Consider withholding VUMERITY treatment in patients with herpes zoster or other serious infections until the infection has resolved [see Adverse Reactions (6.2)].

6 Adverse Reactions

Newly added to bulleted line listing:

Herpes Zoster and Other Serious Opportunistic Infections [see Warnings and Precautions (5.3)]

6.2 Postmarketing Experience

Newly added information:

Herpes zoster infection and other serious opportunistic infections have been reported with dimethyl fumarate administration in postmarketing experience [see Warnings and Precautions (5.3)].

17 PCI/PI/MG (Patient Counseling Information/Patient Information/Medication Guide)
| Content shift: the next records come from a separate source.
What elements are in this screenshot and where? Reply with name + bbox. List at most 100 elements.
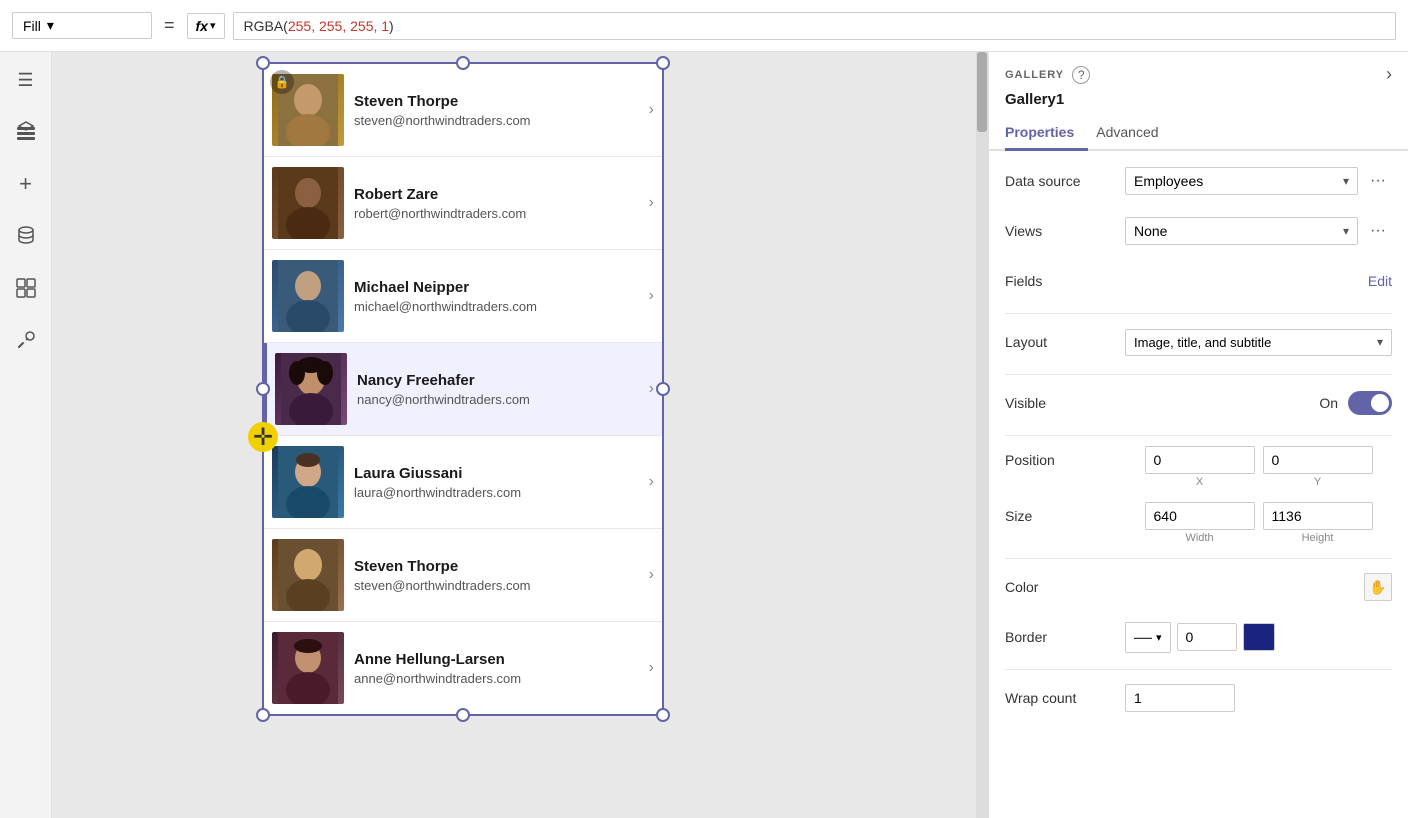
prop-layout: Layout Image, title, and subtitle ▾: [1005, 324, 1392, 360]
avatar: [272, 167, 344, 239]
item-info: Nancy Freehafer nancy@northwindtraders.c…: [357, 372, 643, 407]
chevron-right-icon: ›: [649, 380, 654, 398]
sidebar-icon-database[interactable]: [10, 220, 42, 252]
move-cursor-icon: ✛: [248, 422, 278, 452]
border-color-swatch[interactable]: [1243, 623, 1275, 651]
sidebar-icon-add[interactable]: +: [10, 168, 42, 200]
position-inputs: X Y: [1125, 446, 1392, 488]
gallery-item[interactable]: Robert Zare robert@northwindtraders.com …: [264, 157, 662, 250]
visible-toggle[interactable]: [1348, 391, 1392, 415]
resize-handle-topright[interactable]: [656, 56, 670, 70]
views-dropdown[interactable]: None ▾: [1125, 217, 1358, 245]
size-width-field: Width: [1145, 502, 1255, 544]
chevron-right-icon: ›: [649, 101, 654, 119]
wrap-count-input[interactable]: [1125, 684, 1235, 712]
color-icon: ✋: [1369, 579, 1386, 596]
wrap-count-value: [1125, 684, 1392, 712]
sidebar-icon-layers[interactable]: [10, 116, 42, 148]
item-info: Anne Hellung-Larsen anne@northwindtrader…: [354, 651, 643, 686]
resize-handle-bottomleft[interactable]: [256, 708, 270, 722]
prop-fields: Fields Edit: [1005, 263, 1392, 299]
size-height-input[interactable]: [1263, 502, 1373, 530]
gallery-item[interactable]: Michael Neipper michael@northwindtraders…: [264, 250, 662, 343]
item-info: Laura Giussani laura@northwindtraders.co…: [354, 465, 643, 500]
data-source-dropdown[interactable]: Employees ▾: [1125, 167, 1358, 195]
color-value: ✋: [1125, 573, 1392, 601]
chevron-down-icon: ▾: [47, 17, 54, 34]
canvas-scrollbar[interactable]: [976, 52, 988, 818]
resize-handle-left[interactable]: [256, 382, 270, 396]
sidebar-icon-components[interactable]: [10, 272, 42, 304]
sidebar-icon-hamburger[interactable]: ☰: [10, 64, 42, 96]
fx-button[interactable]: fx ▾: [187, 13, 225, 39]
resize-handle-bottom[interactable]: [456, 708, 470, 722]
position-x-label: X: [1196, 476, 1203, 488]
fill-label: Fill: [23, 18, 41, 34]
data-source-label: Data source: [1005, 173, 1125, 189]
border-line-icon: —: [1134, 627, 1152, 648]
resize-handle-topleft[interactable]: [256, 56, 270, 70]
border-style-dropdown[interactable]: — ▾: [1125, 622, 1171, 653]
fields-label: Fields: [1005, 273, 1125, 289]
sidebar-icon-tools[interactable]: [10, 324, 42, 356]
avatar: [272, 446, 344, 518]
data-source-selected: Employees: [1134, 173, 1203, 189]
position-y-input[interactable]: [1263, 446, 1373, 474]
item-email: laura@northwindtraders.com: [354, 485, 643, 500]
item-email: anne@northwindtraders.com: [354, 671, 643, 686]
views-selected: None: [1134, 223, 1167, 239]
layout-selected: Image, title, and subtitle: [1134, 335, 1271, 350]
chevron-down-icon: ▾: [1377, 335, 1383, 349]
prop-position: Position X Y: [1005, 446, 1392, 488]
item-name: Anne Hellung-Larsen: [354, 651, 643, 668]
size-width-input[interactable]: [1145, 502, 1255, 530]
position-label: Position: [1005, 446, 1125, 468]
panel-help-icon[interactable]: ?: [1072, 66, 1090, 84]
formula-bar[interactable]: RGBA(255, 255, 255, 1): [233, 12, 1397, 40]
item-info: Steven Thorpe steven@northwindtraders.co…: [354, 93, 643, 128]
panel-forward-button[interactable]: ›: [1386, 64, 1392, 85]
chevron-right-icon: ›: [649, 566, 654, 584]
formula-prefix: RGBA(: [244, 18, 288, 34]
item-email: steven@northwindtraders.com: [354, 113, 643, 128]
size-height-label: Height: [1302, 532, 1334, 544]
gallery-item[interactable]: Steven Thorpe steven@northwindtraders.co…: [264, 64, 662, 157]
gallery-widget[interactable]: 🔒 Steven Thorpe: [262, 62, 664, 716]
gallery-item[interactable]: Laura Giussani laura@northwindtraders.co…: [264, 436, 662, 529]
prop-views: Views None ▾ ···: [1005, 213, 1392, 249]
tab-advanced[interactable]: Advanced: [1096, 116, 1172, 151]
divider: [1005, 313, 1392, 314]
scrollbar-thumb[interactable]: [977, 52, 987, 132]
prop-data-source: Data source Employees ▾ ···: [1005, 163, 1392, 199]
panel-tabs: Properties Advanced: [989, 116, 1408, 151]
tab-properties[interactable]: Properties: [1005, 116, 1088, 151]
views-ellipsis[interactable]: ···: [1364, 217, 1392, 245]
gallery-lock-icon: 🔒: [270, 70, 294, 94]
item-name: Steven Thorpe: [354, 93, 643, 110]
views-value: None ▾ ···: [1125, 217, 1392, 245]
chevron-down-icon: ▾: [1343, 224, 1349, 238]
right-panel: GALLERY ? › Gallery1 Properties Advanced…: [988, 52, 1408, 818]
item-name: Robert Zare: [354, 186, 643, 203]
fields-edit-link[interactable]: Edit: [1368, 273, 1392, 289]
avatar: [275, 353, 347, 425]
resize-handle-top[interactable]: [456, 56, 470, 70]
gallery-item[interactable]: Steven Thorpe steven@northwindtraders.co…: [264, 529, 662, 622]
resize-handle-right[interactable]: [656, 382, 670, 396]
panel-body: Data source Employees ▾ ··· Views None ▾: [989, 151, 1408, 818]
left-sidebar: ☰ +: [0, 52, 52, 818]
resize-handle-bottomright[interactable]: [656, 708, 670, 722]
main-area: ☰ +: [0, 52, 1408, 818]
border-width-input[interactable]: [1177, 623, 1237, 651]
formula-suffix: ): [389, 18, 394, 34]
visible-control: On: [1125, 391, 1392, 415]
fill-dropdown[interactable]: Fill ▾: [12, 12, 152, 39]
avatar: [272, 260, 344, 332]
gallery-item[interactable]: Anne Hellung-Larsen anne@northwindtrader…: [264, 622, 662, 714]
layout-dropdown[interactable]: Image, title, and subtitle ▾: [1125, 329, 1392, 356]
color-swatch[interactable]: ✋: [1364, 573, 1392, 601]
data-source-ellipsis[interactable]: ···: [1364, 167, 1392, 195]
layout-label: Layout: [1005, 334, 1125, 350]
position-x-input[interactable]: [1145, 446, 1255, 474]
gallery-item-active[interactable]: Nancy Freehafer nancy@northwindtraders.c…: [264, 343, 662, 436]
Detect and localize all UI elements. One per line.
PATIENT COUNSELING INFORMATION

Newly added information:

Herpes Zoster and Other Serious Opportunistic Infections

Inform patients that herpes zoster and other serious opportunistic infections have occurred in patients who received dimethyl fumarate and therefore may occur with VUMERITY. Instruct the patient of the importance of contacting their doctor if they develop any signs or symptoms associated with herpes zoster or other serious opportunistic infections [see Warnings and Precautions (5.3)].

PATIENT INFORMATION

Additions and/or revisions underlined:

What are the possible side effects of VUMERITY?

VUMERITY may cause serious side effects including:

herpes zoster infections (shingles), including central nervous system infections.